O contrato com a Sociedade Beneficente São Camilo, gestor do Hospital Regional, será encerrado em 10 dias. A ameaça de interromper o atendimento aos pacientes do único hospital público da cidade levou a prefeita eleita Simone Marquetto (PMDB) a uma reunião com o secretário de Saúde, Fabio Nascimento, por cerca de cinco horas na terça-feira, dia 18. Na próxima semana, Hiram e Simone devem fazer a primeira reunião, após as eleições e devem tratar sobre o tema.
“Eu indiquei as falhas que vejo como cidadã”, explicou Simone, já que o atual contrato será renovado pelo prazo de um ano pela atual gestão. Ela afirmou que a principal preocupação é que não seja interrompido o serviço. “Não impede que a partir do próximo ano eu não esteja aberta para outras possibilidades”, acentuou. “Mas essa renovação é de responsabilidade do atual prefeito.” A conversa com o secretário de Saúde teve o aval de Hiram. O contrato vence no próximo dia 31 de outubro e está orçado em aproximadamente R$ 3,3 milhões mensais.

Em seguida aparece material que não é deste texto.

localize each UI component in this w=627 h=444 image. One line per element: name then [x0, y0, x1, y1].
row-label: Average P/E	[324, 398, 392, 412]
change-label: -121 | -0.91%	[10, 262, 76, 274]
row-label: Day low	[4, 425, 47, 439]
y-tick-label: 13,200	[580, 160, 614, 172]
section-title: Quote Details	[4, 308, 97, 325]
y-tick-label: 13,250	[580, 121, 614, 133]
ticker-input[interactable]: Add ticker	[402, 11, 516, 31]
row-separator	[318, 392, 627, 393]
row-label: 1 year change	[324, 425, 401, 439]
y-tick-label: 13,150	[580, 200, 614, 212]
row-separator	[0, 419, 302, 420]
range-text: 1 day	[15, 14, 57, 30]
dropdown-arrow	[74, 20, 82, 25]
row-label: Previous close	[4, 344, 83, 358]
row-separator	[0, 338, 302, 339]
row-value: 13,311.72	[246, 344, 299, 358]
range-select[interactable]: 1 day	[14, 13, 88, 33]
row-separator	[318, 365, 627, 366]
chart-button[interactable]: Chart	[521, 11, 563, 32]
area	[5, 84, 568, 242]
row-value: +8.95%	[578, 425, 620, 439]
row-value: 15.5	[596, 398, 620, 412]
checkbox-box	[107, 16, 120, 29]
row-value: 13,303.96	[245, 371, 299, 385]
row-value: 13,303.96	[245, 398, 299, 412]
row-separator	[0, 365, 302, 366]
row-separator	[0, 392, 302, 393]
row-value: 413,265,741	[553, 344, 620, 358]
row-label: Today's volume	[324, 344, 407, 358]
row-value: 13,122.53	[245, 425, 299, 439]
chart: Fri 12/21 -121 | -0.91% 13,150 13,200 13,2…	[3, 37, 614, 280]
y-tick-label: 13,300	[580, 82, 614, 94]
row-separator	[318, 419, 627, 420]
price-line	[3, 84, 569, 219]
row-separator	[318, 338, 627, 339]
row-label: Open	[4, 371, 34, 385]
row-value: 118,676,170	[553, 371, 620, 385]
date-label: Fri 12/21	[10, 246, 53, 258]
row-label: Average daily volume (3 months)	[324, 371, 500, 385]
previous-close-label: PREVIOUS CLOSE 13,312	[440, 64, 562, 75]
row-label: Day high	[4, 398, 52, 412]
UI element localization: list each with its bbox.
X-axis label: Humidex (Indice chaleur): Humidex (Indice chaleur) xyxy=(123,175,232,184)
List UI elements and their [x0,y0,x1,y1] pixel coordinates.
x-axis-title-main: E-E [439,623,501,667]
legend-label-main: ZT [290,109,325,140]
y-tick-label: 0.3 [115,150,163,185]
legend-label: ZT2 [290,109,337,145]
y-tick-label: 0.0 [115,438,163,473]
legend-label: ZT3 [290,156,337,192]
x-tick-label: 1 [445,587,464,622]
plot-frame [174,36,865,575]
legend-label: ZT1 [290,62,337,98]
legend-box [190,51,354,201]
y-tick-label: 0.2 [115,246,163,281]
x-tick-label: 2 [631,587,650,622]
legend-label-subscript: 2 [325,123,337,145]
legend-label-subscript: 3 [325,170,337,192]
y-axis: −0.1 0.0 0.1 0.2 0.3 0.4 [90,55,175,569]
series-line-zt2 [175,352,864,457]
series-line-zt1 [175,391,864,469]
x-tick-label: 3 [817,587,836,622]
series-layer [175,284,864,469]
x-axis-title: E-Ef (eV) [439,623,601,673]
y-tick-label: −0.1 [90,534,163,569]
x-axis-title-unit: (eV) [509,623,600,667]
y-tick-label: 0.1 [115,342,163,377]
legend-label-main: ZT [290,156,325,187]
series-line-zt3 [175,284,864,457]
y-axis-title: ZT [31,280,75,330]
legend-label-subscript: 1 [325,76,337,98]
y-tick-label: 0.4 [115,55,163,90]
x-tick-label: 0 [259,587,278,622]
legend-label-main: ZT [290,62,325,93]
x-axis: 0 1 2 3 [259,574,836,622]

Simone questiona o atendimento oferecido pelo São Camilo. “Tem que melhorar o acolhimento. Um paciente passou mal, teve convulsão na porta do pronto-socorro e ninguém correu para atender. Isso, definitivamente, tem que mudar”, exemplificou. Sobre o Pronto Socorro Municipal (PSM), a principal preocupação é melhorar a logística e rapidez no atendimento.
A prefeita eleita pediu a informatização do Hospital Regional. De acordo com os dados oficiais do próprio São Camilo, o PSM faz 11 mil atendimentos mensais. O Hospital Regional dispõe de 112 leitos, sendo 10 voltados para a Unidade de Terapia Intensiva (UTI). A maternidade, também sob sua gerência, faz 230 partos por mês e outras 240 cirurgias pelo mesmo período. São registrados 21 mil exames mensais, aponta o gestor. O Hospital atende a uma população estimada em mais de 600 mil habitantes, já que envolve 13 cidades.
De acordo com a prefeita eleita, a conclusão da segunda etapa do Hospital Regional deverá ser finalizada sem alteração de projeto. Informou que não pretende rediscuti-lo, já que a obra está em fase final. A intenção é concluir os trabalhos iniciados pelos demais prefeitos. “Quero que acabe a obra”, reiterou. A prefeita eleita também quer agendar uma reunião com o próprio gestor do Hospital Regional.
Di Fiori
Ela disse, que neste primeiro momento, não quer muitas mudanças já que é um período de transição de governo. Por isso, a preocupação é que os serviços sejam mantidos para a população. Disse que não quer tomar medidas feitas no passado pelo ex-prefeito Luis Di Fiori que interrompeu contratos, como do Instituto Vida, deixando a população sem médicos.
“Mas é possível fazer ajustes, mas sempre com diálogo”, contou. Ela avalia que é fundamental que haja um coordenador dentro do Hospital Regional. “Um olho da prefeitura vai existir dentro da gestão do São Camilo. Isso não irei abrir mão”, explicou.
Prontuário eletrônico
Segundo Simone, uma das prioridades é iniciar a informatização no Hospital Regional e demais dependências, como Pronto Socorro Municipal e Maternidade, para que todos os pacientes passem a ter um prontuário eletrônico. “Vai agilizar o atendimento.” Quem passar por qualquer posto de saúde, terá informações sobre o histórico de doenças e atendimentos realizados. “É um investimento que vale a pena”, disse. Isso será levado para os postos de saúde.